David Cronenberg, the acclaimed director behind Eastern Promises, A History of Violence and Crash has brought some recognizable faces to his upcoming film, The Talking Cure. The news came to us from the Facebook page of Hopscotch Films, distributor of the flick, by way of Jo Blo. Keira Knightley, Christoph Waltz and Michael Fassbender will be doing the honors.
Not sure you’d recognize those last two names? I know you’d recognize the first one anywhere and if you are desperate for another photo to feed your madness read on…
Here’s a synopsis of the film from the Hopscotch folks:
“A beautiful young woman, driven mad by her past. An ambitious doctor on a mission to succeed. An esteemed mentor with a revolutionary cure. Let the mind games begin…”

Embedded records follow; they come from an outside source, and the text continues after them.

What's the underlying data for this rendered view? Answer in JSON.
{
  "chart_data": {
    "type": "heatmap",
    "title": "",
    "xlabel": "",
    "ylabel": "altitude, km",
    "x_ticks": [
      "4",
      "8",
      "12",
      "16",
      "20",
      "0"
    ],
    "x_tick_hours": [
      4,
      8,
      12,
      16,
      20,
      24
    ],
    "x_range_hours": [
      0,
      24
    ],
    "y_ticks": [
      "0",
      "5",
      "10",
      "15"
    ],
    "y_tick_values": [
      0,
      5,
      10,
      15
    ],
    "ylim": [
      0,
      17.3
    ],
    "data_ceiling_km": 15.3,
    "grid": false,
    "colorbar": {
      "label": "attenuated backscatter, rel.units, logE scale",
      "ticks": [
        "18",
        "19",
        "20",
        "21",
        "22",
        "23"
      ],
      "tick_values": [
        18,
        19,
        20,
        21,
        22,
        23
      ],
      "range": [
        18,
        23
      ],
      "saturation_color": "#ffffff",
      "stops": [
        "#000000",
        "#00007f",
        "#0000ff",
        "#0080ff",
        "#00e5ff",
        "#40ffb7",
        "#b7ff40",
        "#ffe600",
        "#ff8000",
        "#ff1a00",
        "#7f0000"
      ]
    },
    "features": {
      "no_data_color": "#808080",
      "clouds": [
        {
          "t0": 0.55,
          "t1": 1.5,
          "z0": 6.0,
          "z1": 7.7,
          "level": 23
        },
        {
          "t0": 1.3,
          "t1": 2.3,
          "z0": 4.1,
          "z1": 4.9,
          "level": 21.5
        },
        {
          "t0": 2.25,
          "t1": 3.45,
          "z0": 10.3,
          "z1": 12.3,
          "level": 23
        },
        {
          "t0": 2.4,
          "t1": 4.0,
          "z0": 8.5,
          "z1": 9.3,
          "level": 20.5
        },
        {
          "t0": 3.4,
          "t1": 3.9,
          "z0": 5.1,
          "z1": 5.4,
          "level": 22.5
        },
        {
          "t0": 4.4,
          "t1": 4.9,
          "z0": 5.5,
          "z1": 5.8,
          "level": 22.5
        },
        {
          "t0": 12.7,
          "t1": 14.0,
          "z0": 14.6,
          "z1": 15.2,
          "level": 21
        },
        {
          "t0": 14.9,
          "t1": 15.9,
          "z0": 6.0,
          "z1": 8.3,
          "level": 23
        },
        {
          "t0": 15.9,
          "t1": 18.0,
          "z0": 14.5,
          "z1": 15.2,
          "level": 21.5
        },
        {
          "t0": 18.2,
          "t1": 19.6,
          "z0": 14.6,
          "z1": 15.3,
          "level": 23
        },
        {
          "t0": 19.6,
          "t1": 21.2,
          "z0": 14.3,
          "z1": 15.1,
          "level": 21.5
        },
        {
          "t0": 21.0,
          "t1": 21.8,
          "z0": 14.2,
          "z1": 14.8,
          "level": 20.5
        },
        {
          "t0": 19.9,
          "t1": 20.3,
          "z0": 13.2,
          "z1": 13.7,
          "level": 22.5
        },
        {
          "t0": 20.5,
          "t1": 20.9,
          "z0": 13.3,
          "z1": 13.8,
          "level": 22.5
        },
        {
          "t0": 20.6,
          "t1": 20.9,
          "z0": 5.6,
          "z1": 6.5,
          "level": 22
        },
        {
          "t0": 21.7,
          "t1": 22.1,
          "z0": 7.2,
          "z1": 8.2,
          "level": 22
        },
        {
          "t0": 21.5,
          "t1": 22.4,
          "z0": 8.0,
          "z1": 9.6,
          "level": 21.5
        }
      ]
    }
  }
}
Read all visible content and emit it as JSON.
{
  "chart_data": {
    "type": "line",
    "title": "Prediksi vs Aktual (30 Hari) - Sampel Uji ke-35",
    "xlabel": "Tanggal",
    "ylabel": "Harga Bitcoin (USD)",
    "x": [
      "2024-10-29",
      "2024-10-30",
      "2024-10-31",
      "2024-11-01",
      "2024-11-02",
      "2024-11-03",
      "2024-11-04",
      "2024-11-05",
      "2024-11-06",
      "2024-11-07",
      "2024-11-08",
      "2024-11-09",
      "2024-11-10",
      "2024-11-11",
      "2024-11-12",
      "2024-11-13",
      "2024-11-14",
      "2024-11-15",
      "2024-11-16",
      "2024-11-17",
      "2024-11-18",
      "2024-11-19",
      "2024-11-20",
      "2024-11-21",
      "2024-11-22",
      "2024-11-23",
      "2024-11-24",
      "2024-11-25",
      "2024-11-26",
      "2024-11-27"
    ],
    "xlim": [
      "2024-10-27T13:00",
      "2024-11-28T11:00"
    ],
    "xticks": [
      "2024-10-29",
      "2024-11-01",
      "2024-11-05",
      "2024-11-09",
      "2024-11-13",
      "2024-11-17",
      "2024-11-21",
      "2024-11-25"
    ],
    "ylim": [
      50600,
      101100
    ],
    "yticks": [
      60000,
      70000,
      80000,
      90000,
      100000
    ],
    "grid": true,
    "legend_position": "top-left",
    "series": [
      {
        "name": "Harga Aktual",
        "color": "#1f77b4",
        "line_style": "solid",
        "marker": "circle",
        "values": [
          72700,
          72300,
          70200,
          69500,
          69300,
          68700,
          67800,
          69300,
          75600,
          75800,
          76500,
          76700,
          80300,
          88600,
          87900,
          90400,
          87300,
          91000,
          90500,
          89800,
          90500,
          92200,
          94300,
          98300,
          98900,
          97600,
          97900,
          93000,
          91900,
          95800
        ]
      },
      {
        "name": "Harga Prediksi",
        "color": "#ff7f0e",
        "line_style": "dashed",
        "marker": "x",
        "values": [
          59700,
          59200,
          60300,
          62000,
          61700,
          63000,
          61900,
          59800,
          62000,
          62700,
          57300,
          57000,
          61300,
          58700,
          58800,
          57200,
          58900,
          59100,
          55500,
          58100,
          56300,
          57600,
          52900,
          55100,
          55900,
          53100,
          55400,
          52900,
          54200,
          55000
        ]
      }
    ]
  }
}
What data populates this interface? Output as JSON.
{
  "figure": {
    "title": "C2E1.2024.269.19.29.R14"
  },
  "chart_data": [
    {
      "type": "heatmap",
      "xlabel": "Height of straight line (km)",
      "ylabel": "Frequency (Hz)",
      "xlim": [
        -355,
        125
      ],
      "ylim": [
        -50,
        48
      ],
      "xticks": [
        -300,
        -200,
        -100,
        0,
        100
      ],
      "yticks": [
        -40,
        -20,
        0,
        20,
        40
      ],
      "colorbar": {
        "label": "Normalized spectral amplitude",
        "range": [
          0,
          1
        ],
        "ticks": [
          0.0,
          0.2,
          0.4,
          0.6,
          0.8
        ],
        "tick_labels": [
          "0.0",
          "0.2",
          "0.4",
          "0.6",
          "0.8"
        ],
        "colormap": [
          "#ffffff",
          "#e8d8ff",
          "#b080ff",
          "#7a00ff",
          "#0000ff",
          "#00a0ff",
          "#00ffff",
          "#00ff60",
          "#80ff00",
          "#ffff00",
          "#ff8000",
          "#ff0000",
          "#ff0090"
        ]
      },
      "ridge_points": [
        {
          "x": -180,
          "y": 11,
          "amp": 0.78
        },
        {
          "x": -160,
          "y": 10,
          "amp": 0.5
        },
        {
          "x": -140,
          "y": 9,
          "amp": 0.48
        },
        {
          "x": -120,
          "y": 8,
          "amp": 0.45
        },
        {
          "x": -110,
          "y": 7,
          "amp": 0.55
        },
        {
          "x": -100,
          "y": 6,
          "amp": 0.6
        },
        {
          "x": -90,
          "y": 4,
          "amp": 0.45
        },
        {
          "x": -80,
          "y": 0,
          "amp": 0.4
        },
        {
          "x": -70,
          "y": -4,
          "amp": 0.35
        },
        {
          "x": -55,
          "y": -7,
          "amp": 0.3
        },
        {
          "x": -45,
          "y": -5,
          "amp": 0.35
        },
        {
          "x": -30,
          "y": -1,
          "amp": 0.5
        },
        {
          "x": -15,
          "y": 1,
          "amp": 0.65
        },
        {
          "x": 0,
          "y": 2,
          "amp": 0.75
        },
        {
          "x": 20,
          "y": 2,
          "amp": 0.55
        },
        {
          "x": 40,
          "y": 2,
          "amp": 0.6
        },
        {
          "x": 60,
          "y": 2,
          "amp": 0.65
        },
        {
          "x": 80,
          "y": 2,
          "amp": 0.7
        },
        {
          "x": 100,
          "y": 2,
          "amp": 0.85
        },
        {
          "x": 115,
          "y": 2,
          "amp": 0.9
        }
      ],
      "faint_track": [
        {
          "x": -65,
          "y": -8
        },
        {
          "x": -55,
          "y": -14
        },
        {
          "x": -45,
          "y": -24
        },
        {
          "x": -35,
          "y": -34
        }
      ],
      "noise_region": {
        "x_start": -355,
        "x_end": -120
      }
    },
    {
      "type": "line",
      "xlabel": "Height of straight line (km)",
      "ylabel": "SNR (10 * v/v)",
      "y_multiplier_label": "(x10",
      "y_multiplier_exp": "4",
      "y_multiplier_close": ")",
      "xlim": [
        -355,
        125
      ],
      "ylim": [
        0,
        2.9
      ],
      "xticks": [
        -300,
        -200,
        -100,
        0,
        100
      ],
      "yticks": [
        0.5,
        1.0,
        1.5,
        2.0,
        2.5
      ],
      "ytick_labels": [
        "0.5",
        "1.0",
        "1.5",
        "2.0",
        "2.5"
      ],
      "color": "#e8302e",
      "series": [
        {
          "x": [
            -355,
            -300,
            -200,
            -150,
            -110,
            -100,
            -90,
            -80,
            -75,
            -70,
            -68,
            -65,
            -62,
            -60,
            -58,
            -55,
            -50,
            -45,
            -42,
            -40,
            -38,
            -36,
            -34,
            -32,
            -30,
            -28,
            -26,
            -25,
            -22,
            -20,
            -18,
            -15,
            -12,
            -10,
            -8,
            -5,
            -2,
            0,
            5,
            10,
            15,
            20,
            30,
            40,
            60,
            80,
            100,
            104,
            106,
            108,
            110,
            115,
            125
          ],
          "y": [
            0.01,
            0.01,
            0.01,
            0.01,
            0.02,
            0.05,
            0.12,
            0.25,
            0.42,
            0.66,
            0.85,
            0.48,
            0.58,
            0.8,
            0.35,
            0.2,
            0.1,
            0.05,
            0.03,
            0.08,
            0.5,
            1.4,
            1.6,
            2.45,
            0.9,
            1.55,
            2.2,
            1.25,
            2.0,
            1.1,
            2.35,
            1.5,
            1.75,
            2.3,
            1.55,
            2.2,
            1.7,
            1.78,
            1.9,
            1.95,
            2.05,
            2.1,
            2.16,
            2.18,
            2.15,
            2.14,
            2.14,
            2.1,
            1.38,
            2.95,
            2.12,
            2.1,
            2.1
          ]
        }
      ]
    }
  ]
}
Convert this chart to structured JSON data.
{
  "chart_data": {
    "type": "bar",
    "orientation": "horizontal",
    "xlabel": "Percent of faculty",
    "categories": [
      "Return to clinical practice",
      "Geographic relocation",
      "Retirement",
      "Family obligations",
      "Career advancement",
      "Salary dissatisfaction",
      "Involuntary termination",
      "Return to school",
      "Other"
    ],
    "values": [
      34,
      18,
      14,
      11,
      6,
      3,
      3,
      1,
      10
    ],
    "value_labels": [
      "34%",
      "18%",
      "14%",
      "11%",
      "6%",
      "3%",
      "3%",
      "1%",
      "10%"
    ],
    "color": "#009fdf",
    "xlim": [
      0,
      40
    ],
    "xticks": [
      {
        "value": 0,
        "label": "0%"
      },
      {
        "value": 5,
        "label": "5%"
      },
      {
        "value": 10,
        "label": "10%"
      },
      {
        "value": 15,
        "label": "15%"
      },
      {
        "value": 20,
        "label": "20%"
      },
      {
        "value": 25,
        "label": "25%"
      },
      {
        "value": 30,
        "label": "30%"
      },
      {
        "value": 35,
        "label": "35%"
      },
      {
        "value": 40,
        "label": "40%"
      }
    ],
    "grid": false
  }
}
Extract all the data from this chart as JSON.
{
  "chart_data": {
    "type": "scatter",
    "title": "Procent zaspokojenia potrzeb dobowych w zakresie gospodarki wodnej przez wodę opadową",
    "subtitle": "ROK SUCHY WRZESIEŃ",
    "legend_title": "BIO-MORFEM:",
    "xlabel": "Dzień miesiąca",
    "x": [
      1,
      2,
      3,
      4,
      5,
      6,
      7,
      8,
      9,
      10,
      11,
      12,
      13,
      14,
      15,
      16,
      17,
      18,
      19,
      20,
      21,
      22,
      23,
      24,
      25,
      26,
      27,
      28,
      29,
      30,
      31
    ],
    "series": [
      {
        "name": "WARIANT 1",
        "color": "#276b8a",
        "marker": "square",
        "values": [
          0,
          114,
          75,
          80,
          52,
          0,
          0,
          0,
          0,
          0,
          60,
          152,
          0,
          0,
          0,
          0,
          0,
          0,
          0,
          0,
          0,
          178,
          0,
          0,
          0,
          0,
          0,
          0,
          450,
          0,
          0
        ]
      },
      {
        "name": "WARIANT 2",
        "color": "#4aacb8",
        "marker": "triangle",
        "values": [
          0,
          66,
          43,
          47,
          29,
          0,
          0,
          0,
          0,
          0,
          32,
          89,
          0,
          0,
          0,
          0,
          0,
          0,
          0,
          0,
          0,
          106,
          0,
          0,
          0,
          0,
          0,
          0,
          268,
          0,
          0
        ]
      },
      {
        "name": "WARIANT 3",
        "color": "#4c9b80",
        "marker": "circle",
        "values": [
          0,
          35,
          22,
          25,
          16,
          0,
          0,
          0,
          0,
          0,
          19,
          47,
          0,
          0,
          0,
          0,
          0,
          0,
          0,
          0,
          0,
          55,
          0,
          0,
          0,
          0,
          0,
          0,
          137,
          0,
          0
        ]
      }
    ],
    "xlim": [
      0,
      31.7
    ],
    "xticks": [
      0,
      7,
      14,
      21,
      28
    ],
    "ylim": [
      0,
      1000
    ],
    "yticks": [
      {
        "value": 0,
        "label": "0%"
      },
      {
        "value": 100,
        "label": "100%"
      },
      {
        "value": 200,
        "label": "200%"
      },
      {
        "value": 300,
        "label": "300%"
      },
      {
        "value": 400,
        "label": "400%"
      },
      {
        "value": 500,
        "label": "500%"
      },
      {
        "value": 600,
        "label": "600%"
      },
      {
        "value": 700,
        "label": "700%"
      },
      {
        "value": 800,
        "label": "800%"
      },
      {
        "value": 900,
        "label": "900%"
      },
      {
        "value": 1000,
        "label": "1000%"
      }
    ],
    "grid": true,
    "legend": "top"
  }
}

My money’s on Waltz (Inglorious Basterds, 814 different German films) playing the esteemed mentor, Knightly (Pirates of the Caribbean trilogy) tempting us as the beautiful young woman and Fassbender (Inglorious Basterds, The Devil’s Whore – how’d I miss that TV show?) rounding out the cast as the doctor. While I’ve been busy making terrible bets, Hopscotch has been distributing films like The Wrestler and Whatever Works.
For those of you who won’t go see a film unless it features the father of psychoanalysis, Jo Blo also tells us the two doctors mentioned in the little italicized blurb are none other than Sigmund Freud and Carl Jung. Not enough? Knightley’s young maiden is supposed to be beautiful, troubled and brilliant! How ’bout that! So, whaddya think? Will The Talking Cure be a cat and mouse game emphasizing the battle between the mind and the loins?
No word on when this little gem will sparkle on screens nationwide.